Parce qu’un symbole est un point de concentration, on peut d’ailleurs arguer que de la même manière que l’équilibre d’une structure nécessite une juste répartition de ses poids, trop de poids sur un de ses points d’attache risquerait inévitablement de faire sombrer la structure elle-même. D’où l’intérêt d’envisager une structure symbolique où tous les points existent de manière individuelle et singulière, entre lesquels on favoriserait les points de contact, de préservation et d’équilibre, plutôt que d’encourager une vision hyper-polarisante du système symbolique.

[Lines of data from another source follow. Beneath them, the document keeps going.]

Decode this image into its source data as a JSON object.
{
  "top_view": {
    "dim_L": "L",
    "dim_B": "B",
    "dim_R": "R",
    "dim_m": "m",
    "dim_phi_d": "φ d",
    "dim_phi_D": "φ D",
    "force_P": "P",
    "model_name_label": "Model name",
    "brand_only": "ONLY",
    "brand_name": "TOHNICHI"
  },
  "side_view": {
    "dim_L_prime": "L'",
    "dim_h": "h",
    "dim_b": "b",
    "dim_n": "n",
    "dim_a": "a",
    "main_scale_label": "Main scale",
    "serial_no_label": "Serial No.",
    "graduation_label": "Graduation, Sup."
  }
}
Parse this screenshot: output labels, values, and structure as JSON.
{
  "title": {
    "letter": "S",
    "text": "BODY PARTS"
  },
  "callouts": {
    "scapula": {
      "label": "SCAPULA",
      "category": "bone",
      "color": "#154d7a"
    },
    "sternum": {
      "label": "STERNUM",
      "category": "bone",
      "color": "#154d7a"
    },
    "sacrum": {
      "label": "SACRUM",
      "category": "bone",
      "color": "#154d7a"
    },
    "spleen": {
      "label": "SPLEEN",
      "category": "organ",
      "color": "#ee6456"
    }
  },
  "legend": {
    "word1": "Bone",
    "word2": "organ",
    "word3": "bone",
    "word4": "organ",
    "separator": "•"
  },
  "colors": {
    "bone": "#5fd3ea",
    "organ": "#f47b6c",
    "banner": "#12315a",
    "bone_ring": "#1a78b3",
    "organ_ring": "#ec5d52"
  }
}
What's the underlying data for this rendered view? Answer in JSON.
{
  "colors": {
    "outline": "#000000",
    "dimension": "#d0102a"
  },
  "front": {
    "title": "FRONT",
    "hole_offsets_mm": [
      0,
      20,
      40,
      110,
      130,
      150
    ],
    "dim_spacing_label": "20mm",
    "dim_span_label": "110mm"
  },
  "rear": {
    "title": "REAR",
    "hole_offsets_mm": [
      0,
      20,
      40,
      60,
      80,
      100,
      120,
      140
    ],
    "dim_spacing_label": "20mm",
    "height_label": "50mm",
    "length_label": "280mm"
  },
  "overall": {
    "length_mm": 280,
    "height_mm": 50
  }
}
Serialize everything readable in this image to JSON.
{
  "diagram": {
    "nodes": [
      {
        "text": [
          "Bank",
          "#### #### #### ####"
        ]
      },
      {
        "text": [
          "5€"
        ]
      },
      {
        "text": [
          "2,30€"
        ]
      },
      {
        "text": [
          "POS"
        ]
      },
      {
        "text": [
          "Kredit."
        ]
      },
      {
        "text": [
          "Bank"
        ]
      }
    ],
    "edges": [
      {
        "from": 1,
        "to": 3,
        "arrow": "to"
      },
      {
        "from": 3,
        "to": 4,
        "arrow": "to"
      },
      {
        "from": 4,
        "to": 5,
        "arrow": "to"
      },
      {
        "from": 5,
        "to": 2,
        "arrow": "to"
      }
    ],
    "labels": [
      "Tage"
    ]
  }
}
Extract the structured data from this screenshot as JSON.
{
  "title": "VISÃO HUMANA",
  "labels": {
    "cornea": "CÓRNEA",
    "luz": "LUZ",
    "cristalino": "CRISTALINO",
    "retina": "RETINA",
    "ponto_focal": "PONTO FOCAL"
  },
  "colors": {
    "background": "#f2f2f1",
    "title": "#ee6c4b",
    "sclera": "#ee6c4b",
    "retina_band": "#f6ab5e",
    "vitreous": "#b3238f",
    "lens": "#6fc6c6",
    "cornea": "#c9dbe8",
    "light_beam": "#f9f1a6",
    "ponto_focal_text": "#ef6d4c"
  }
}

L’avantage du sensorimoteur, c’est qu’il ne dit rien de la valeur symbolique de l’action. Il statue seulement sur les conditions de possibilité fondamentales de toute action. De considérer la structure mère du matériau subjectif à travers cette dimension plutôt qu’à travers la dimension sexuelle pourrait être un meilleur moyen d’ouvrir à une quantité de modèles de la sexualité même, du sexe et du genre qui n’indiquerait pas une polarité (notamment hétérosexuelle et binaire) donnée comme préalable. Cette configuration peut être très utile pour aborder des questions délicates comme celle de la transidentité, puisqu’elle offre une manière très souple, pour le sujet en reconstruction, de sélectionner les éléments qui seront signifiants pour elle, lui ou iel dans la perception de son propre corps. Le principe de réalité corporelle est ainsi soumis à celui de la liberté du choix de ce qui est signifiant ou non dans l’expression du genre de la personne.

Cela ouvrirait à une discussion plus simple, plus ample et plus détendue sur ce que la psychanalyse peut avoir à nous dire sur le devenir du sujet à notre époque.

1Voir Francisco Varela, Evan Thompson & Eleanor Rosch, L’inscription corporelle de l’esprit, 1993.